You pay a down payment upfront with a minium down payment of 5% under $500,000, 5–10% between $500,000 and $1M, and 20% over $1M
You do not need a mortgage until the building is registered with the city, which happens upon completion. However, it’s important to ensure your mortgage application is in place well before. Your mortgage for your new home begins upon closing of the property.
You must pay occupancy fees for the occupancy phase, meaning the time between getting the keys and the building’s actual registration as a condominium corporation. Think of this as rent to the builder once your unit is livable, but the building is not yet complete.You must pay occupancy fees for the occupancy phase, meaning the time between getting the keys and the building’s registration as a condominium corporation. Think of this as rent to the builder once your unit is livable, but the building is not yet complete.

Assignment Sales in the Context of Pre-Construction Real Estate in Canada

Overview of Assignment Sales

Assignment sales, particularly in the Canadian pre-construction real estate market, represent a unique aspect of property transactions. This concept involves the sale of one’s contractual rights in a pre-construction property to another buyer. It’s essential for buyers and investors to understand this mechanism, especially in dynamic real estate markets like those in major Canadian cities.

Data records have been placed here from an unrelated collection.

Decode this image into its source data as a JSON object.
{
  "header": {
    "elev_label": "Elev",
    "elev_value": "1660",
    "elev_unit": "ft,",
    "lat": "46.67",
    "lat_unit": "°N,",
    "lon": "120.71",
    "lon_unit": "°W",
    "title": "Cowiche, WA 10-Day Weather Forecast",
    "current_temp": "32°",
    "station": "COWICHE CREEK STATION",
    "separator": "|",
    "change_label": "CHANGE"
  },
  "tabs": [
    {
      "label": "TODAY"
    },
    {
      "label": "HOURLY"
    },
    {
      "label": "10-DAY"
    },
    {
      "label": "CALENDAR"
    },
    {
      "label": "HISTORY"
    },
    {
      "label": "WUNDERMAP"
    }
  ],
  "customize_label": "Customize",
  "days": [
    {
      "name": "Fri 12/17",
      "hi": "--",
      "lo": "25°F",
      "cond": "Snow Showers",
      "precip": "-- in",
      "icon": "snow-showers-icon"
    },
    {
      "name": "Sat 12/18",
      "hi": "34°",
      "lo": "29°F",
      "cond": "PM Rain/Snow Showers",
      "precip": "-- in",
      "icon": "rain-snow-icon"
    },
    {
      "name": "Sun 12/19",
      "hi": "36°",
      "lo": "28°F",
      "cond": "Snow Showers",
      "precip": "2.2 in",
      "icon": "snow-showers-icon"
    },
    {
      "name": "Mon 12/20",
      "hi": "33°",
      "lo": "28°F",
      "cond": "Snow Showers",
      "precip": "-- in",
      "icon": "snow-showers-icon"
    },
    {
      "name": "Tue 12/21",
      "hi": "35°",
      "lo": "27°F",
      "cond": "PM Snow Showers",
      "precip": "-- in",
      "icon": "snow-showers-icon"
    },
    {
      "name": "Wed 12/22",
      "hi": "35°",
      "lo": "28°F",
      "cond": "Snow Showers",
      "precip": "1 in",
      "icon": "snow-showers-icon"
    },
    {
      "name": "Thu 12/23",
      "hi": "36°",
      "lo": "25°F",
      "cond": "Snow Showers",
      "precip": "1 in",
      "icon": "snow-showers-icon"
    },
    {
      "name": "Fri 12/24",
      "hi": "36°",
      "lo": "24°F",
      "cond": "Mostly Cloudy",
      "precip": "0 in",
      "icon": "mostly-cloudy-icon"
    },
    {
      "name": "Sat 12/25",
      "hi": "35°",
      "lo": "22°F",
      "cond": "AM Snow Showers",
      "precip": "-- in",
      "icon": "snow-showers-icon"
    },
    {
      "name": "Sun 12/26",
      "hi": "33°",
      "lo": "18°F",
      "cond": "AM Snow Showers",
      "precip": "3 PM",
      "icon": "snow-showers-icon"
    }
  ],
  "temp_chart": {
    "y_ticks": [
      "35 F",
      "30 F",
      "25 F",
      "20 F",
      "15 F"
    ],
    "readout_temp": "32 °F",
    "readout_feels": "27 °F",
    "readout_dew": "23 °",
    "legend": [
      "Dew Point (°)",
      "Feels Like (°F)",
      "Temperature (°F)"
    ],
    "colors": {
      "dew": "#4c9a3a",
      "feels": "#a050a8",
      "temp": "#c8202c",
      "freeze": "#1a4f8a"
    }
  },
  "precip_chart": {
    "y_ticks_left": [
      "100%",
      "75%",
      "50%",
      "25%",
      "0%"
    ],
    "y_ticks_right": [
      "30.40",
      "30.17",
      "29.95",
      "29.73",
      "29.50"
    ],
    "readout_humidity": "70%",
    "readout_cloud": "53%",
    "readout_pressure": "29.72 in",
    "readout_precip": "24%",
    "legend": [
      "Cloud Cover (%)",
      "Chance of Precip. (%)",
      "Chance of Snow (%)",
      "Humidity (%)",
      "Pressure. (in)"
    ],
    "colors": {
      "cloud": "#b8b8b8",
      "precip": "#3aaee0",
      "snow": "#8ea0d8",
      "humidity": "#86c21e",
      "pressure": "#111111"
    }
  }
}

Detailed Example of an Assignment Sale

Imagine you have invested in a pre-construction condominium in Toronto. You’ve paid a 20% down payment, amounting to CAD 100,000, on a property valued at CAD 500,000. As the project nears completion, you decide not to proceed with the final purchase but instead opt to sell your contract. This is where assignment sales come into play.

You find a buyer interested in taking over your contract. The terms of the assignment sale would typically include the CAD 100,000 you’ve already paid, plus an additional amount for the rights to the contract, say CAD 60,000. Therefore, the new buyer pays you CAD 160,000 in total. They will then be responsible for the remaining balance of CAD 400,000 to the builder upon completion and registration of the property.

Market Dynamics and Profitability

The profitability of assignment sales in Canada can fluctuate significantly based on market conditions. For instance, during a period of rapid market growth, such as Toronto experienced in the early 2000s, assignment sales can be highly lucrative. The scarcity of available units can drive up demand, making it easier to find buyers willing to pay a premium.

Conversely, during periods with a saturated market, like Toronto witnessed around 2016, where both pre-construction and resale units were abundant, assignment sales can become challenging. Potential buyers might prefer purchasing directly from builders, avoiding the additional costs associated with assignment sales.

Restrictions and Limitations

It’s crucial for investors to be aware of any restrictions imposed by builders on assignment sales. Some developers include clauses in the purchase contracts that either prohibit assignment sales outright or impose specific conditions. These conditions might include a designated time period before which assignment is not permitted or administrative fees associated with the process. Understanding these terms is vital for anyone considering an assignment sale as part of their investment strategy in the Canadian pre-construction real estate market.